SAFFORD — The Graham County Board of Supervisors have taken the first step in development of a respite facility for the homeless in the Gila Valley.
On Monday, the board voted unanimously to use more than $253,000 in Community Development Block Grant funds toward development of a day-time only facility.
“Picnic tables, a small office, storage unit, bathrooms, laundry capabilities; we would be all in support of that next step,” said Vaughn Grant with the Gila Valley Ministerial Association.
Grant said the Gila Valley Ministerial Association, through its nonprofit Samaritan House, can support a facility with either a part-time or full-time director, funded by either renting or selling land it received through a donation for a homeless shelter. The association also has volunteers who can help at the facility.
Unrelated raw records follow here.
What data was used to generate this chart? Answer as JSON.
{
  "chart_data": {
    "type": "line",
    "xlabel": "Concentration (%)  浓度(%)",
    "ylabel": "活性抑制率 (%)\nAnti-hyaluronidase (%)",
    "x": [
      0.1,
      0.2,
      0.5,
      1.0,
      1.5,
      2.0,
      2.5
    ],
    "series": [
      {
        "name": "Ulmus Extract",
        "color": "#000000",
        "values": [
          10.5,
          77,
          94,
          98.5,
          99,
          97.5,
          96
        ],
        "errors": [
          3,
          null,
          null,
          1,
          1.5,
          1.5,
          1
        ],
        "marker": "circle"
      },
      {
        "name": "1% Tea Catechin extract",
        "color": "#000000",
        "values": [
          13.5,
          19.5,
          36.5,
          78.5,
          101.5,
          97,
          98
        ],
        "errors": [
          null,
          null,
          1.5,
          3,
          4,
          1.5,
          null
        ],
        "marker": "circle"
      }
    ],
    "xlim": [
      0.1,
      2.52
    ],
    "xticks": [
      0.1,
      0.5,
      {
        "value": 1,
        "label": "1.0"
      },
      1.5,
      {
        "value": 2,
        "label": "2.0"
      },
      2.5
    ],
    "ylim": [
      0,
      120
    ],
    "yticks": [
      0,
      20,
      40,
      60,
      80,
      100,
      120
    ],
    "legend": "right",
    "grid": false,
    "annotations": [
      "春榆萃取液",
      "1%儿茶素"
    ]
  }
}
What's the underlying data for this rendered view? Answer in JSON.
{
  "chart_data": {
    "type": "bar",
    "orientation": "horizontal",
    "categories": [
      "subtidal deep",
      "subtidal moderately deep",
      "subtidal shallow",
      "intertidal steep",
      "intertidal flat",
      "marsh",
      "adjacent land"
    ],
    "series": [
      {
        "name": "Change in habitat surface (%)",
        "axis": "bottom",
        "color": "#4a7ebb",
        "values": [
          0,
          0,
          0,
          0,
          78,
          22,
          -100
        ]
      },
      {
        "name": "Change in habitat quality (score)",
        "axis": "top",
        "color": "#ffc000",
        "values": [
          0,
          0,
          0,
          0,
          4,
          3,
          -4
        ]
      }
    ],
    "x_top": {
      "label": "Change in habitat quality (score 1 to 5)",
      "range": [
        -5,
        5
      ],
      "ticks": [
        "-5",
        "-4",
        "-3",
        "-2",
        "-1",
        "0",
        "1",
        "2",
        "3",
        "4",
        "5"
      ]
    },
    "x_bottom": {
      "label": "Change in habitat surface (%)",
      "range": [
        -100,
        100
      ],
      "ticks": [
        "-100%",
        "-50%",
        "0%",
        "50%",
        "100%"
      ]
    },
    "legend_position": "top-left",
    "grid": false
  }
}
A facility would be permitted in Safford in a C-2 zone. Estimated building cost is $70 to $100 per square foot for a basic metal shell building with cement flooring, and Grant said there is the strong possibility of the land being donated.
“I was concerned about the ongoing costs and what our involvement would be up unto this point, but if we use the CDBG money for this it might be . . . the easier thing considering that we wouldn’t be operating a respite shelter, and someone else is doing that and not looking for ongoing funding from us,” said Supervisor Danny Smith, R-Dist. 3.
The supervisors chose the respite facility over six other options, including:
● Improvements to playground facilities at the Graham County Fairgrounds
● Improvements to picnic areas in Wet Canyon and Noon Creek
● Chip seal roads
● Right-away acquisition and sidewalk improvements along 1st Avenue in Thatcher
● Linear Park improvements along the Gila River
● Lighting the walking paths
County Manager Dustin Welker suggested using the Community Development Block Grant money for improvements to the park facilities at Graham County Fairgrounds, and use any American Rescue Act funds that come in to the county for the respite facility.
He said that homeless shelters are encouraged expenditures under the American Rescue Act and don’t come with the five-year deadline that CDBG funding has in place.
However, the board voted to use the CDBG funds for the respite facility due to uncertainty on whether the county would receive American Rescue Act funding and at what level.